Je suis seule sans force avec une seule envie. Celle d’être assez défoncée pour ne pas penser à la vie que j’ai. Autour de moi, mon monde s’effondre. Mon premier réflexe est de m’asseoir et de vider une première plaquette de médicaments. Puis une deuxième, une troisième et une quatrième. En me relevant, difficilement, je me dirige vers ma chambre pour récupérer une bouteille d’eau et avaler tout ce que j’ai dans la bouche. Puis je m’allonge. En attendant la fin du monde.

Dans ce grand lit, seule, je me sens mal et isolée. Malgré les plaquettes de médocs que je me suis enfilées. Il me faut moins de tristesse. Plus de dopamine, plus de joie, plus d’envie. Il me les faut maintenant. Alors je me lève et j’attrape la MDMA, de l’ecstasy. Il m’en reste un peu dans la poche, assez pour me faire une trace. Une seule. Mais, c’est celle de trop.

À l’hôpital après un black-out

Le trou noir. Les souvenirs sont troubles. Quand je me réveille, je me débats. Je m’entends hurler : « Je ne veux pas aller là-bas, je ne suis pas folle. » Je deviens violente. Plusieurs personnes sont autour de moi. Ils me prennent de force et m’attachent à ce qui ressemble à un lit à barreau. Je suis encore seule.

Je suis faible. Je lutte contre le sommeil pour maintenir mes yeux ouverts. Je comprends que je suis à l’hôpital. À l’hôpital psychiatrique pour adultes, dans une chambre vide, assez grande, toute blanche, une salle de bains en face de moi.

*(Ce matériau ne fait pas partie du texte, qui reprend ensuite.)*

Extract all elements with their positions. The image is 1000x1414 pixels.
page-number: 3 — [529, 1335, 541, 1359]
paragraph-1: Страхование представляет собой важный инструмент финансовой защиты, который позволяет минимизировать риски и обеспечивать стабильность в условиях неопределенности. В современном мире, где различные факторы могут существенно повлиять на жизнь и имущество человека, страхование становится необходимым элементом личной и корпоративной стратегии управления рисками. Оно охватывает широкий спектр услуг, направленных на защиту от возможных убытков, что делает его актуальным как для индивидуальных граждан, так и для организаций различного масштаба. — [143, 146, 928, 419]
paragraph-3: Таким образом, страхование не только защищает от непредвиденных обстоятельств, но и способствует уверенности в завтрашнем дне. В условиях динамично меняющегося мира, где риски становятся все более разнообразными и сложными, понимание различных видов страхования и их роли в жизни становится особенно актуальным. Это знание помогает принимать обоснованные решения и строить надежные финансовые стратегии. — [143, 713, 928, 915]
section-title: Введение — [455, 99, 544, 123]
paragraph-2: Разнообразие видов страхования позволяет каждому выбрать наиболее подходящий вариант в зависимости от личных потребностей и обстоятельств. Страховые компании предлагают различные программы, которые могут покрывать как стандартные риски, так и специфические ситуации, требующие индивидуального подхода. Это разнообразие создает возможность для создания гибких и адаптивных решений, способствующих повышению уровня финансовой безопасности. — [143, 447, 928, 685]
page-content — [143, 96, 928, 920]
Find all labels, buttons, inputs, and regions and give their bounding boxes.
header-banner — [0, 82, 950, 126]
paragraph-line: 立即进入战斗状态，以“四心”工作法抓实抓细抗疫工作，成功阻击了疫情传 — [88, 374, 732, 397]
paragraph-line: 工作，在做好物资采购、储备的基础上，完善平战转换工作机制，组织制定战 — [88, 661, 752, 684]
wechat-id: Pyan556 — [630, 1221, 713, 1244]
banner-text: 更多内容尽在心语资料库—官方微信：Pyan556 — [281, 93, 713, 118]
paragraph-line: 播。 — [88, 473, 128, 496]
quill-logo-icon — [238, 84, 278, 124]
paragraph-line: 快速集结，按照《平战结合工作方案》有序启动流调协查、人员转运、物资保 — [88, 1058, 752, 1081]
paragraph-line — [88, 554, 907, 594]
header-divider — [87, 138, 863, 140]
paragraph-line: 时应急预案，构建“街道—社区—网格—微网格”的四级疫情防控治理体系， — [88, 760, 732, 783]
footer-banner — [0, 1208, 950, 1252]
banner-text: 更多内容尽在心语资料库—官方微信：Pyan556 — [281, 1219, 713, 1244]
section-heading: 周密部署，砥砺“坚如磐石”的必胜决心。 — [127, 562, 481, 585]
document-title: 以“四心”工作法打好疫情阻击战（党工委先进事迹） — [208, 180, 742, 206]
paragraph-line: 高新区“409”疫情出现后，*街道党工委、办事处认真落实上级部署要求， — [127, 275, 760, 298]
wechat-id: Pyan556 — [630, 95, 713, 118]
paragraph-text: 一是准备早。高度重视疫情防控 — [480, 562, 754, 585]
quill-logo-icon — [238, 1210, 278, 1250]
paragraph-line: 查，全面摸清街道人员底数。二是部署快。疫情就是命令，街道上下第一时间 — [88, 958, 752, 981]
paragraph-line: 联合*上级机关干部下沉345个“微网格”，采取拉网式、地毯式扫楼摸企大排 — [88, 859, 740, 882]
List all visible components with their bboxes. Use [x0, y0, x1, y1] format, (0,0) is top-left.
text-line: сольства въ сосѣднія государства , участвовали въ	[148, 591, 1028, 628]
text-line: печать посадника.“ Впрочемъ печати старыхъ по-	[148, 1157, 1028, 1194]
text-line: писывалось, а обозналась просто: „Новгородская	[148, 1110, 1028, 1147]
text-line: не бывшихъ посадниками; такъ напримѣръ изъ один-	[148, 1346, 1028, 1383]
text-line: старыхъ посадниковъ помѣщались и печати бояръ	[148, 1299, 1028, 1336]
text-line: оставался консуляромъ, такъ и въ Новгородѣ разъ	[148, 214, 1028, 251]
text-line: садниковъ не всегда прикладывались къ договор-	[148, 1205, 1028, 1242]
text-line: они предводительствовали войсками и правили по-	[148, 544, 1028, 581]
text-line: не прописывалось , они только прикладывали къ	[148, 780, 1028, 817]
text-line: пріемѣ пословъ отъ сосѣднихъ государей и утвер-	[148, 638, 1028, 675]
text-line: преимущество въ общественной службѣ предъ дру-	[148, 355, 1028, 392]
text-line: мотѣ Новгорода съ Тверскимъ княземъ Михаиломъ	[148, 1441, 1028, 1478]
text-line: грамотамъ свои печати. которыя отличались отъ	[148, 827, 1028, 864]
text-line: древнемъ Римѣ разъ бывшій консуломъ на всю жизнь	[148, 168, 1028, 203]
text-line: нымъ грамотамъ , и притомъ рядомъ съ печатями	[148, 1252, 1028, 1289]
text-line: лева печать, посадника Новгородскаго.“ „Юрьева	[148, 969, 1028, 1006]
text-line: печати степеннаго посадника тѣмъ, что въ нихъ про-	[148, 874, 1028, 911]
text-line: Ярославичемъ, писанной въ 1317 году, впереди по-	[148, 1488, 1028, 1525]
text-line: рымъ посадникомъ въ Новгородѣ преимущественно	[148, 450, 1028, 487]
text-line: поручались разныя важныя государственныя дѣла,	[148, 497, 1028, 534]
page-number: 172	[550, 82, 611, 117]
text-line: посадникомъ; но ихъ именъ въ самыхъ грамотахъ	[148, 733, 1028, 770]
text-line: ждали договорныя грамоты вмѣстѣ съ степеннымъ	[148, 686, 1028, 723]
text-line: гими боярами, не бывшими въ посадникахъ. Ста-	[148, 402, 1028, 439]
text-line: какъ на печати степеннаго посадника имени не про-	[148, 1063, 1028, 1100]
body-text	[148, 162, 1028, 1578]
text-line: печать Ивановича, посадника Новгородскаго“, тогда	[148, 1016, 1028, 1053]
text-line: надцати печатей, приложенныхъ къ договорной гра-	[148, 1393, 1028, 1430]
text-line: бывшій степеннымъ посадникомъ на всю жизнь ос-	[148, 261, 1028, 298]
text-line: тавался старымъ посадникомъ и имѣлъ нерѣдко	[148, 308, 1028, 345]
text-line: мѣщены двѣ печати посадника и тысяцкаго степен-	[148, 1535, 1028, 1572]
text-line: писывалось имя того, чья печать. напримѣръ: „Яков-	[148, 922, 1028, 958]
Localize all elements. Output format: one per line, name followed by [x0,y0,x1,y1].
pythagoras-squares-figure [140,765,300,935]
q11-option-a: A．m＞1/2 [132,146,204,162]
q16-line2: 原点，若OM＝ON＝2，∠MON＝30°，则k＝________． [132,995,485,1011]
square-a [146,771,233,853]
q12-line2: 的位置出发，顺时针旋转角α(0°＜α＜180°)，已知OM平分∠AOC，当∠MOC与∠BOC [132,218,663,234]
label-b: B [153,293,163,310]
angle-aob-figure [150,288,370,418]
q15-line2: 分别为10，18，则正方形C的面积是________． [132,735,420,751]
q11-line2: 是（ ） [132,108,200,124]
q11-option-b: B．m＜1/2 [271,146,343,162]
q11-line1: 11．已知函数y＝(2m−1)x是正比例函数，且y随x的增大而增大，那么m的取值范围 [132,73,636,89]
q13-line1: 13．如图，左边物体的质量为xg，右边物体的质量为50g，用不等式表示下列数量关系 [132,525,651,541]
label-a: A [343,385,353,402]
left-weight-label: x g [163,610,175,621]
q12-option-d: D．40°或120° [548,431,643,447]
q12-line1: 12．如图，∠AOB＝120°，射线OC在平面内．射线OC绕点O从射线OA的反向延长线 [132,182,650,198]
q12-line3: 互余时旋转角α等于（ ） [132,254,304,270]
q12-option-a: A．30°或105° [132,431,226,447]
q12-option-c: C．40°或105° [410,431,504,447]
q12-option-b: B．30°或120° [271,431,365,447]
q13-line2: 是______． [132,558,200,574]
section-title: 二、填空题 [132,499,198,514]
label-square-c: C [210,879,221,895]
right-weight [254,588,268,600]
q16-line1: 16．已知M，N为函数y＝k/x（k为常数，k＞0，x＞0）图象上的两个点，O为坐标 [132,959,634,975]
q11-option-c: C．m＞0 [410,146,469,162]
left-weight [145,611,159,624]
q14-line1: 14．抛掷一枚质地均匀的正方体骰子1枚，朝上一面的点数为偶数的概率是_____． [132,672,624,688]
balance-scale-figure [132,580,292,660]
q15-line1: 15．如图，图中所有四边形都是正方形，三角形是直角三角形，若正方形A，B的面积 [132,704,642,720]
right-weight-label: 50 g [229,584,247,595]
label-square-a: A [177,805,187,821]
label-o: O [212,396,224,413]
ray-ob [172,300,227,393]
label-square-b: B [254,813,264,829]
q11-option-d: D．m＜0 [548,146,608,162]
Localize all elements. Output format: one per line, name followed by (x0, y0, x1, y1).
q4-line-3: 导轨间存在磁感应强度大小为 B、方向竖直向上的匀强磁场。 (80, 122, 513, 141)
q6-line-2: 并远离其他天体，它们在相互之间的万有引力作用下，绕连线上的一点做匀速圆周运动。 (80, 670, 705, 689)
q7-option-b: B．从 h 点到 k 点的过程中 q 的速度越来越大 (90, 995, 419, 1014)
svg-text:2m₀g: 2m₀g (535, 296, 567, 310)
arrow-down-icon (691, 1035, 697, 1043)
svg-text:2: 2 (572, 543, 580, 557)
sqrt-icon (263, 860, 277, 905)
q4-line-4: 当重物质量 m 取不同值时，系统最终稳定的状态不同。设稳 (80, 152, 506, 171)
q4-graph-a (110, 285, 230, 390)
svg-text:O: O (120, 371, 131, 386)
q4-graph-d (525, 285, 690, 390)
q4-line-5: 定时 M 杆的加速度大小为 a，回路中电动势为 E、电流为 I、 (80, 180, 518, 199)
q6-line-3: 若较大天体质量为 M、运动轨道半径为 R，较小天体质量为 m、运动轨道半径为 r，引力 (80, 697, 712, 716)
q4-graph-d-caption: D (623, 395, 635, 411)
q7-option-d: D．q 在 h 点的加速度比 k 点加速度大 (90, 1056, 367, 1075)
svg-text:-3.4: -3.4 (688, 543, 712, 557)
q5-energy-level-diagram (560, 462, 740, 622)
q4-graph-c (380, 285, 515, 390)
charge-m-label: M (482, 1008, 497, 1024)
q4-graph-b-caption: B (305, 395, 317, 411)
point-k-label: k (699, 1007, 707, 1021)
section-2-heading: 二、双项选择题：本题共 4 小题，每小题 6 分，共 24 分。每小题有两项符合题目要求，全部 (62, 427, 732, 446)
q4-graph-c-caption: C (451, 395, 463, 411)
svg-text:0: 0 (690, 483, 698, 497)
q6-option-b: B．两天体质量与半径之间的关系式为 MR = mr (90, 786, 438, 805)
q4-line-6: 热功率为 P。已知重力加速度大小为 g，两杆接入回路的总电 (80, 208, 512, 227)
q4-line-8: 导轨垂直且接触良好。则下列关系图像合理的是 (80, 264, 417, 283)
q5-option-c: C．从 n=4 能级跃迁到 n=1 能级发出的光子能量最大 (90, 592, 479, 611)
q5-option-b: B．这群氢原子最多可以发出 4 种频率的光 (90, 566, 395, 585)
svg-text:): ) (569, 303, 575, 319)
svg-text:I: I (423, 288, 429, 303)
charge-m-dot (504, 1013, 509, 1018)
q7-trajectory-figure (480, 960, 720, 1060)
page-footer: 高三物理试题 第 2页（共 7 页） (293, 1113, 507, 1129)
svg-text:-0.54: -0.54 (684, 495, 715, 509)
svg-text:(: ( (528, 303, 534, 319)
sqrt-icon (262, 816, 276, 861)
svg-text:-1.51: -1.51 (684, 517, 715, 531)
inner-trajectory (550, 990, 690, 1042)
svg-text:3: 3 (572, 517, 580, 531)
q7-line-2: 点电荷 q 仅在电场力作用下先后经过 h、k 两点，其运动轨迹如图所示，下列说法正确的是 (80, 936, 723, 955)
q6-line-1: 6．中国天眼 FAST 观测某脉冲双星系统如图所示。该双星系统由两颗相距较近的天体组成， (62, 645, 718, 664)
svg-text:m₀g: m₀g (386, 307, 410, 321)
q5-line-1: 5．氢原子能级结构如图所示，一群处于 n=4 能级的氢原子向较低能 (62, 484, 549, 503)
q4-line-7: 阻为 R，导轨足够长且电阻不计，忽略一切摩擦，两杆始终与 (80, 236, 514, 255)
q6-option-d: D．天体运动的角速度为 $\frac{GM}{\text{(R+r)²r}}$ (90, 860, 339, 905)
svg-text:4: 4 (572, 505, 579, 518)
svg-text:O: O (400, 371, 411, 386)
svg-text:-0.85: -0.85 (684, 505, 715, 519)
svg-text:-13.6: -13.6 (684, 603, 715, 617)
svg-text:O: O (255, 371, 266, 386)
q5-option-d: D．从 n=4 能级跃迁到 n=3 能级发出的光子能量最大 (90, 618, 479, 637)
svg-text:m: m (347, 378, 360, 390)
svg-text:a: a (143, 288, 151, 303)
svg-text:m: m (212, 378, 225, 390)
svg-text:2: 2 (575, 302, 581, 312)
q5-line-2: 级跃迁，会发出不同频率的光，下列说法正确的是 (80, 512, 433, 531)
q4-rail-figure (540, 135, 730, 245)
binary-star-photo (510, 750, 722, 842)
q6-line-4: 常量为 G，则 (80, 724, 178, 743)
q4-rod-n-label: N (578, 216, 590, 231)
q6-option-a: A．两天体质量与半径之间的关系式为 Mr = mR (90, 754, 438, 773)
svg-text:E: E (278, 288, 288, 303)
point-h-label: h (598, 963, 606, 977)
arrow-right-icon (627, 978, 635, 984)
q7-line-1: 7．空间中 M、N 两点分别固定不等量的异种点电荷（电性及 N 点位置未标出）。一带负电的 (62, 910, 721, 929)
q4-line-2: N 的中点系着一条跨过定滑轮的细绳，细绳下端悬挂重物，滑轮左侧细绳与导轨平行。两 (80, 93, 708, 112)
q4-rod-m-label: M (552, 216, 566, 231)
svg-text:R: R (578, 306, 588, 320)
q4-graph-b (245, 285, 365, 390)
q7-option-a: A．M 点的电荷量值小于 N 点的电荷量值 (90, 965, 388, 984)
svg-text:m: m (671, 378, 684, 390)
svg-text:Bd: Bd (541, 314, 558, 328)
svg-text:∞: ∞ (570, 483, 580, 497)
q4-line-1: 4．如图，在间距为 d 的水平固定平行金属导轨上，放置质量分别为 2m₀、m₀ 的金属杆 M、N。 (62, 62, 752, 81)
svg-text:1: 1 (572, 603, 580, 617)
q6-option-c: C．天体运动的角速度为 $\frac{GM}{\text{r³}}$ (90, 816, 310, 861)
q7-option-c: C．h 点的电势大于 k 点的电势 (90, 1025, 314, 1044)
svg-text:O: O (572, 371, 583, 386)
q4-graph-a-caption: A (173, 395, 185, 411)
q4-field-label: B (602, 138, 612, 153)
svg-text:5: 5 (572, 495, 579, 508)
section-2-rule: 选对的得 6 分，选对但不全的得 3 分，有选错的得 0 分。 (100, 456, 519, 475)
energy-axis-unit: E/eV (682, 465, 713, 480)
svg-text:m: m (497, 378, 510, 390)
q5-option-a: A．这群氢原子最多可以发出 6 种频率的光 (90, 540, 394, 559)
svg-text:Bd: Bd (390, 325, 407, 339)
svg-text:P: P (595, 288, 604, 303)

Je n’ai plus trop de souvenirs. Avec le temps, certains reviennent en flash : je me vois à la maison, dans l’ambulance, je vois les attaches, les bleus.

À ce moment-là, le temps est un concept. Je ne maîtrise plus rien. Je me réveille. Je suis seule, encore seule, mais au moins je ne suis plus attachée. Je me lève pour voir où je suis. Je me dirige vers la salle de bains et me regarde dans le miroir. Je vois un cadavre… Je suis blanche, maigre, avec un énorme bleu sur le bras. Est-ce que je suis folle ?

Le diagnostic tombe

Les jours suivants, la peur ne me lâche pas. Les gens me font peur. Parfois, je peux sortir prendre l’air. Je me grille une clope, une deuxième, une troisième. Je ne reste pas tranquille bien longtemps. Un autre patient, puis une autre et encore un autre me grattent une clope. J’apprends à les esquiver. Dehors, je les évite. Quand je suis dans ma chambre, je m’enferme. Ce qui est drôle dans cet hôpital, c’est que c’est un carré. Chaque « sortie » amène à une entrée, car chacune d’entre elles est en direction de la cour extérieure centrale.

Je finis par voir mon psychiatre. Je le connais. Je l’ai déjà vu une fois dans un autre hôpital. Je me sens en confiance. Avec lui, je me lâche : « Qu’est-ce que j’ai ? J’en ai marre d’être folle. » Il me répond : « Je peux enfin vous donner votre diagnostic : vous êtes borderline. » J’entends ce mot et je sens d’un coup, d’un seul, mon cœur s’apaiser. Je ne suis pas folle.

À ce soulagement s’ajoute une impatience : celle de sortir au plus vite. Je veux sortir, je veux sortir, je veux juste sortir. Après une semaine, je déambule dans l’hôpital. Ces murs blancs sont les mêmes qu’hier. Cet homme assis à terre est toujours là. Je prends toujours mes traitements pour mieux vivre le fait d’être ici. Je n’en peux plus. J’ai conscience de ce que j’ai et j’apprends à me contrôler, alors pourquoi suis-je encore ici ? On m’autorise enfin à sortir au bout de quelques jours. Aujourd’hui, grâce à ces mots, à ce diagnostic, je gère davantage mes crises et je comprends enfin mieux qui je suis. Ça change tout.